Агапий не отвечал. Маленький с плачем заискал материной груди. Опять закашлялся монах, колодой подкидываясь на досках. Егор все думал о чем-то и не мог додумать до конца, думалки не хватало. А Иринье виделось: идет странник, — сзади крылья, спереди собачья голова. Тут жучок ползет. Странник наступил сапожком и прошел. Вели блистающие крылья собачью голову вперед…

К утру забыла сон свой Иринья, — тому не до снов, кому хлопот полон рот.

* * *

А по прошествии восьми ден весело гудело самопрялково колесо, прыгало проворное в ловкой Ириньиной руке веретено, и тянулась нитка как ночь, а ночь как нитка. Шла та-же большая ночь, и не ближе была весна, и не короче пути снегам.

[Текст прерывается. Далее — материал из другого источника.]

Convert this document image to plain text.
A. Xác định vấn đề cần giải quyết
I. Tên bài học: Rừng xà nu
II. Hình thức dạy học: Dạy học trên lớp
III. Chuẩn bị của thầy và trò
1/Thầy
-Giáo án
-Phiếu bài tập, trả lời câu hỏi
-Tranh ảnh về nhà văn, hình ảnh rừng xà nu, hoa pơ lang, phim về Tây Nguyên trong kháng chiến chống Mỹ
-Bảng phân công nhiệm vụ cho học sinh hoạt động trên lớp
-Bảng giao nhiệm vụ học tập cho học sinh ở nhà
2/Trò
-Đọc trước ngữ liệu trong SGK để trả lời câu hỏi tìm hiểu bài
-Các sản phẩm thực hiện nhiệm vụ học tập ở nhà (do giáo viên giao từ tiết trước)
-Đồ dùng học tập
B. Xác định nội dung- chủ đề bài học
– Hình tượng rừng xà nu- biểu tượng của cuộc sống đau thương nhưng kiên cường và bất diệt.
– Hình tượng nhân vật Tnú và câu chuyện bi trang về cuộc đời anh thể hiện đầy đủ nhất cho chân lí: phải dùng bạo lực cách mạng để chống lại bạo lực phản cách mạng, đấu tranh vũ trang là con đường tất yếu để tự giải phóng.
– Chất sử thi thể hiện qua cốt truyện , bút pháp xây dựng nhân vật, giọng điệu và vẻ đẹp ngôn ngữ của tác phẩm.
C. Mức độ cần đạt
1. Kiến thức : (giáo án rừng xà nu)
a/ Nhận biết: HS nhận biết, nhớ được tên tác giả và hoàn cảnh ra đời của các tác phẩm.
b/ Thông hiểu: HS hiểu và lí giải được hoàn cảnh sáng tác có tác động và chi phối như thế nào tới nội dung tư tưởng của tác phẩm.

Егорушко из пыжиков шапку Варлам Егорычу кроит. Жадно и сухо горенье Егорушкиных глаз. Агапий повествует на память не громко, водя перстом по воздуху, и глядит глазами в трепетную тьму углов. Коротко и трескуче горение жира в плошке.

«…довелось читать в старой книге Вила, игумена Лифазоменского монастыря. В стране, имеющей имя Египт, произошло так. Был там искусный музыкант, Василид по имени. Слава о нем шла до самых Белых Гор. Он радовал уши египетцев чудными песнями из инструмента своего, покуда утробы их наполнялись мерзостями пищи…»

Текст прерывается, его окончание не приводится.